The Bomb Charmer

Natalie Rieland
September 01, 1998
red danger sign

You can hold it between your thumb and forefinger. It's grayish-green, made of plastic and rubber, and shaped like a small jar of facial cream. It's buried in such areas as Angola, Southeast Asia, and Bosnia, and if you step over this tiny object, it will literally knock your socks off, as well as all of your toes.

Type 72, commonly called a toe-popper, is an antipersonnel land mine. Because the only metal it contains is a small firing pin, it's virtually undetectable by current technologies. Made in China, Type 72 costs $3 a pop.

drawing of a bomb

The toe-popper is only one type of plastic land mine. Of the 675 varieties (totaling 110 million mines) known to be buried around the world, 290 are plastic—and so invisible to metal detectors. A good portion of the remaining 385 contain only small amounts of metal, are comparable in size to Type 72, and are as difficult to detect. With support from the U.S. Army, Jeffrey Schiano, an assistant professor of electrical engineering at Penn State, is working on a device that could detect such bombs.

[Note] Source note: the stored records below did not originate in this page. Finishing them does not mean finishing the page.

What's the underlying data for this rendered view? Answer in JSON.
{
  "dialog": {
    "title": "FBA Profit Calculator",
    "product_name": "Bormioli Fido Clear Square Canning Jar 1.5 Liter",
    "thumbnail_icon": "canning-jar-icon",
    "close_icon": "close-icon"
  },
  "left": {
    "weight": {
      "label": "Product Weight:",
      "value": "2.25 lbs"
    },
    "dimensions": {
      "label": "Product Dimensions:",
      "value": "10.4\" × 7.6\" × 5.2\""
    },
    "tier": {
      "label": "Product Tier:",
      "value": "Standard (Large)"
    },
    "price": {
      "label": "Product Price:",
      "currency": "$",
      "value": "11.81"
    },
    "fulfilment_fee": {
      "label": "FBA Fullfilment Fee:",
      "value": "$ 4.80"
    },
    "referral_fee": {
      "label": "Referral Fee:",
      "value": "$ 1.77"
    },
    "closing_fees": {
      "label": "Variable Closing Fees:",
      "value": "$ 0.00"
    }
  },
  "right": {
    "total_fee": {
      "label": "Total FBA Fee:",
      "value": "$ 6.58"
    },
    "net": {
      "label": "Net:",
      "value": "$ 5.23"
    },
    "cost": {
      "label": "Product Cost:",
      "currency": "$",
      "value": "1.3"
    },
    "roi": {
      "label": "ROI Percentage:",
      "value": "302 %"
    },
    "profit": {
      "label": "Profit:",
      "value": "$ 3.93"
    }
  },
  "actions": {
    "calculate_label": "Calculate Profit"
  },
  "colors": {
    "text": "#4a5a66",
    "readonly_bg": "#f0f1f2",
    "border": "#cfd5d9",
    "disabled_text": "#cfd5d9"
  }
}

In the late 1960s, Robert Marino, a molecular physicist, was contacted by the Army. The Vietnamese were taking U.S. land mines, removing them from their metal casings, and reburying them in plastic bags. The Army had no way of finding the explosives. Marino had been researching the unique shape and behavior of the nitrogen nucleus in sodium nitrite, a hot dog preservative. As nitrogen is also found in TNT, the Army wondered if Marino's research could apply to explosives. It did. But the war ended, funding dwindled, and Marino set this application aside. Then in 1988, Pan Am Flight 103 exploded above Lockerbie, Scotland. Marino's research suddenly became important again. The bomb had passed through airport metal detectors and x-ray machines. "The explosive probably had no case," says Schiano. "It was simply put into a bag or a briefcase."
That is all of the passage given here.